Gwyn Jenkins rejects bigger warships in Navy Lookout speech
At navy lookout, First Sea Lord General Gwyn Jenkins told the 2026 Combined Naval Event in Farnborough that the Royal Navy must move away from “ever bigger, ever more expensive platforms.” He set out a future force built around mixed crewed and uncrewed assets. The speech points toward a different direction for programmes still being shaped.
Jenkins said the future approach should be “crewed where necessary, uncrewed wherever possible, integrated always.” He added that resources will always be constrained and that the task is to generate mass and lethality from a wider, more survivable mix of assets rather than concentrate investment in a handful of high-value hulls.
Farnborough keynote
The First Sea Lord delivered the keynote speech at the 2026 Combined Naval Event in Farnborough. In the same remarks, he said autonomy is already changing warfare, citing Ukraine and the Middle East. He also told attendees: “I accept that there are still some hybrid sceptics, but here’s the hard news: we have no time to pander to cynicism or traditionalists, because autonomy is already demonstrably changing the nature of warfare, as evidenced in Ukraine and in the Middle East.”

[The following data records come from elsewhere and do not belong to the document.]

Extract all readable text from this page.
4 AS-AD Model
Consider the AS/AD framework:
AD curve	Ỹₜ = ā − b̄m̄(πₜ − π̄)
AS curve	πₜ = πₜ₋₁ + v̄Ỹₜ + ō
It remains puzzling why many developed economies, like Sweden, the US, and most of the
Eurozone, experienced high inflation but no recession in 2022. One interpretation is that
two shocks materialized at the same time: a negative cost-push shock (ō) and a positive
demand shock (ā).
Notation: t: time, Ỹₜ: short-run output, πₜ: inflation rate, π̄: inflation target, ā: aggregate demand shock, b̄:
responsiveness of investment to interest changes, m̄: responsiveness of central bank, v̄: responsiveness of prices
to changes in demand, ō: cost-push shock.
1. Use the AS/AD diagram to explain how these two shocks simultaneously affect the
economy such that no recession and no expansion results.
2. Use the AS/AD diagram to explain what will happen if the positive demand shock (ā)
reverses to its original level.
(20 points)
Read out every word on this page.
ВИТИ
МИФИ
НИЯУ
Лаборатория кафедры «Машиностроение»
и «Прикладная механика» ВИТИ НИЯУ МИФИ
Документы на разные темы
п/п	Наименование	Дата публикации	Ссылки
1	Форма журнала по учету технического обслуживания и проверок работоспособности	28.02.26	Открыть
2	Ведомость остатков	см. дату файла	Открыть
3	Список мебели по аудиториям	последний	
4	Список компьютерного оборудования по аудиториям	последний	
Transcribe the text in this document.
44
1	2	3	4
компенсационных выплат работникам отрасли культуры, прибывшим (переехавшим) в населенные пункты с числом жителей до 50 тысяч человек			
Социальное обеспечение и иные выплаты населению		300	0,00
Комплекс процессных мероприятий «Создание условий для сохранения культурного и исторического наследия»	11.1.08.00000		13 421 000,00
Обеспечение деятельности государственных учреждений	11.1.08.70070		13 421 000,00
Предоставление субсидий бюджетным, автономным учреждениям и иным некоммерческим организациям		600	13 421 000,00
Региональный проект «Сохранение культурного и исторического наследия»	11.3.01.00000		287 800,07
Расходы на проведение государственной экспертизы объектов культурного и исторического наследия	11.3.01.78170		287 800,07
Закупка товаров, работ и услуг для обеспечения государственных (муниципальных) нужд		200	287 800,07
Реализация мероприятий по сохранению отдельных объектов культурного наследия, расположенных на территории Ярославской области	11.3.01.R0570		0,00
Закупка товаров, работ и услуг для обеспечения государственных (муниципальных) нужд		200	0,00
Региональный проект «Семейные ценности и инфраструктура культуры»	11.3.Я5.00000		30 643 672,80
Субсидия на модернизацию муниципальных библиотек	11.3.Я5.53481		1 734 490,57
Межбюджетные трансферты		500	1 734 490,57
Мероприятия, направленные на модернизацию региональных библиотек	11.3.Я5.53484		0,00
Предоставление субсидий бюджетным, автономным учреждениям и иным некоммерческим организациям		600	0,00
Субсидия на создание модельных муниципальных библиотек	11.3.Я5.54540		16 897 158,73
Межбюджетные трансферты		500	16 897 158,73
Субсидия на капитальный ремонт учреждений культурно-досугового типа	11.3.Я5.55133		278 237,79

Those comments linked the Navy’s future fleet direction to systems already entering service concepts. ATLANTIC SHIELD is designed to distribute integrated air and missile defence across a layered network of crewed and uncrewed assets, while ATLANTIC STRIKE is intended to enhance conventional deterrence and reach through a mix of crewed and autonomous platforms.
Type 83 and MRSS
Jenkins’ remarks touched two major programmes that could sit inside that shift. The Future Air Defence System programme is where the Type 83 destroyer is intended to form the core of the Shield. The Multi-Role Strike Ship is the planned replacement for the amphibious assault ships.
That leaves the Royal Navy with a clear design choice: keep concentrating capability in a small number of large hulls, or spread it across a wider mix of platforms, sensors and weapons. Jenkins told the audience that the second option is the one he wants the service to pursue.
£115 million for Gulf test
Jenkins also said he wanted to reassure attendees that the delay of the Defence Investment Plan is not holding the Royal Navy back. He said: “I know many of you are waiting for the defence investment plan. Trust me, when I say we’re not alone, but I want to reassure you that this is not holding us back.”
He said £115 million has already been made available for the hybrid navy programme. The Gulf deployment is its first major test, with the package covering autonomous minehunting equipment, mine clearance specialists, additional capabilities for HMS Dragon and the Project BEEHIVE base of operations.
Project BEEHIVE gives the multinational force a persistent ability to sense, track and identify threats across one of the world’s most congested maritime chokepoints. For readers tracking what changes next, the immediate answer is that the Navy is already spending against this model while the broader investment plan remains delayed.